И не
А иногда я думаю совсем по-другому… Я представляю себе, как могла сложится его судьба, останови он одно из ее мгновений и круто поверни с этого мгновения в иную сторону. Что могла уготовить тогда его судьбе наша общая судьба?
Я начинаю с самого начала.
Он не уехал в девяностом году из Ландеха и остался хозяйничать в родной избе, как его дядюшки Макар Антонович и Василий Федорович. О, Господи, спаси и помилуй от этой судьбы — равно от продразверсток и от твердых заданий, и от раскулачивания и от председательства, от палочек-трудодней и от беспаспортного гражданства, от ссоры с матерью, когда рушили собор в 30-х, от ссоры с детьми, когда те уехали бы из деревни в 40-е, от одинокой больной старости в этом заброшенном, забытом Богом мире, бездорожном, гиблом краю.
Нет-нет, он уехал в девятисотом году в Астрахань, в свою Владимирскую слободу. И он, всегда такой благоразумный и сдержанный, не вступил в РСДРП, а полюбил ту богатую вдову, за которую сватали его хозяева. И стал астраханским лавочником — с 1904 по 1917 — так ведь? Но дальше? Но тут я невольно улыбаюсь. Нет, никогда не могло бы этого быть. Руки не так были устроены, природа не та.
Он вступил в партию в 1904 году и проделал весь тот путь, который он действительно проделал: Семипалатинск, Томск, Якутск, Иркутск 1918 года. И не испугался бы, не отстранился бы совестливым нравственным чувством от демагогии и террора, не восстал бы против реального лика революции, идеальной сущности которой он был предан. О, он мог бы высоко взлететь в те годы, на той сибирской волне. Его прежние сибирские товарищи, разыскивая его иногда в Москве 20-х годов, диву давались, что он не ездит по столичным улицам в черном автомобиле, а скромно ходит пешком в свою союзную кооперацию — не такой карьеры ждали они от иркутского большевика. Ну а что бы было дальше? Куда увез бы его этот черный автомобиль? С его честностью, с его мягкостью он и до 1937 года не продержался бы. Судьба, а вернее, характер, спасли его и от этого пути.
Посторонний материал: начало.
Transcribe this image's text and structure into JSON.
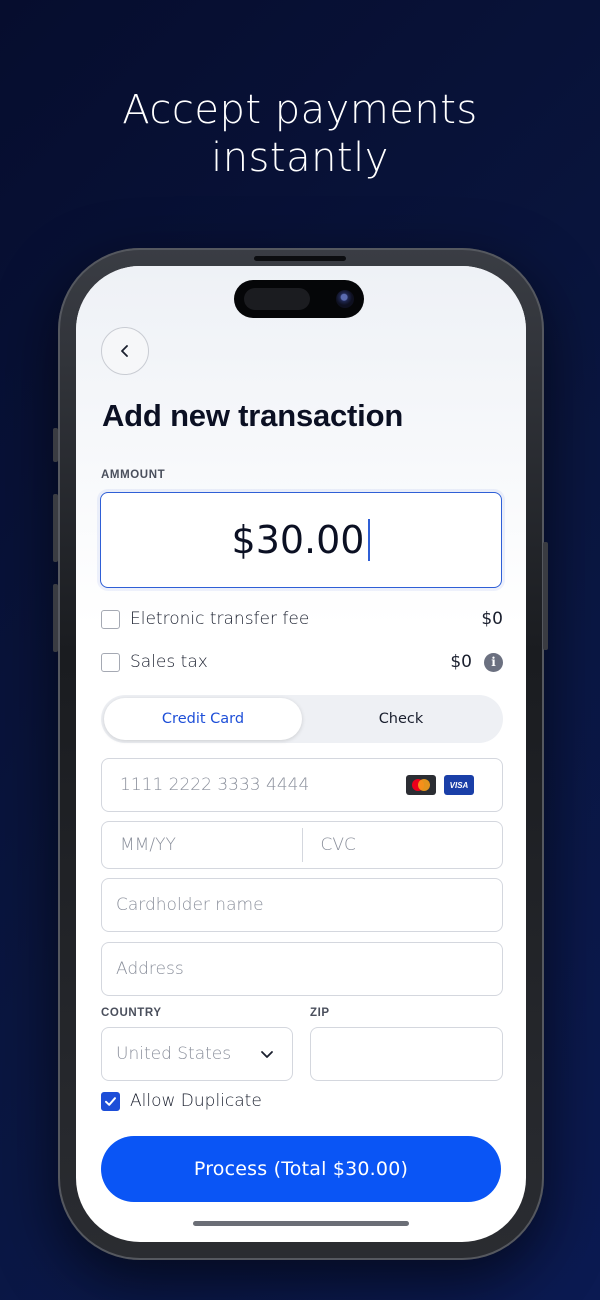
{
  "headline": {
    "line1": "Accept payments",
    "line2": "instantly"
  },
  "screen": {
    "back_icon": "chevron-left-icon",
    "title": "Add new transaction",
    "amount": {
      "label": "AMMOUNT",
      "value": "$30.00"
    },
    "fees": [
      {
        "label": "Eletronic transfer fee",
        "value": "$0",
        "checked": false
      },
      {
        "label": "Sales tax",
        "value": "$0",
        "checked": false,
        "info_icon": "info-icon",
        "info_glyph": "i"
      }
    ],
    "payment_tabs": [
      {
        "label": "Credit Card",
        "active": true
      },
      {
        "label": "Check",
        "active": false
      }
    ],
    "card": {
      "number_placeholder": "1111 2222 3333 4444",
      "brands": [
        "mastercard-icon",
        "visa-icon"
      ],
      "visa_text": "VISA",
      "expiry_placeholder": "MM/YY",
      "cvc_placeholder": "CVC",
      "cardholder_placeholder": "Cardholder name",
      "address_placeholder": "Address"
    },
    "country": {
      "label": "COUNTRY",
      "value": "United States"
    },
    "zip": {
      "label": "ZIP",
      "value": ""
    },
    "allow_duplicate": {
      "label": "Allow Duplicate",
      "checked": true
    },
    "process_button": "Process (Total $30.00)"
  },
  "colors": {
    "accent": "#0a55f5",
    "active_tab_text": "#1e4fd8",
    "background": "#0a1640"
  }
}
Ну, и наконец, все было так, как было. Только он не испугался безработицы, не пожалел своих деток, перебился как-нибудь и вот в 30-е годы оказался актером одного из московских театров. Он не стал бы совсем большим актером, но иногда, когда приходится мне невзначай увидеть на экране телевизора благополучное лицо какого-нибудь Царева, я думаю: а ведь мог бы и отец так вот красоваться. Разве он был бы худшим Чацким? Ничуть не худшим. И мог бы сладко есть и пить, отдыхать в санаториях, жить в хороших квартирах, коллекционировать любимые книги по искусству и… заседать в разных комиссиях и советах? И это мог бы? А мог ли бы? Вот тут-то и загвоздка. Почему же не смог тогда, в восемнадцатом году, проголосовать, как все, как большинство? Вот тут-то, в этом самом «мог» и «не мог» и лежит водораздел осуществления наших возможностей. Кажется, можешь, а не можешь. И все тут! И нет тебе ни санаториев, ни квартир, ни почета. И остаются в удел каменные ущелья московского Сити, замерзший трамвай 30-х годов и душное метро 50-х. И остается вот эта самая моя боль о нем — особенно сильная в холодные предзимние городские сумерки, когда человеку так важно знать, что за его спиной есть у него в этом неуютном мире хорошо защищенный дом. От моего отца в 30-е годы и этот дом уходил.
3
Итак, все было так, как было. Весной года великого перелома мы всего-навсего переезжаем в другую комнату той же квартиры. Этим событием прежде всего ознаменовалось для пяти-шестилетнего ребенка новая историческая эра. Переезду сопутствовали обстоятельства психологического свойства, характерные и для времени и для моих родителей — бессребреников.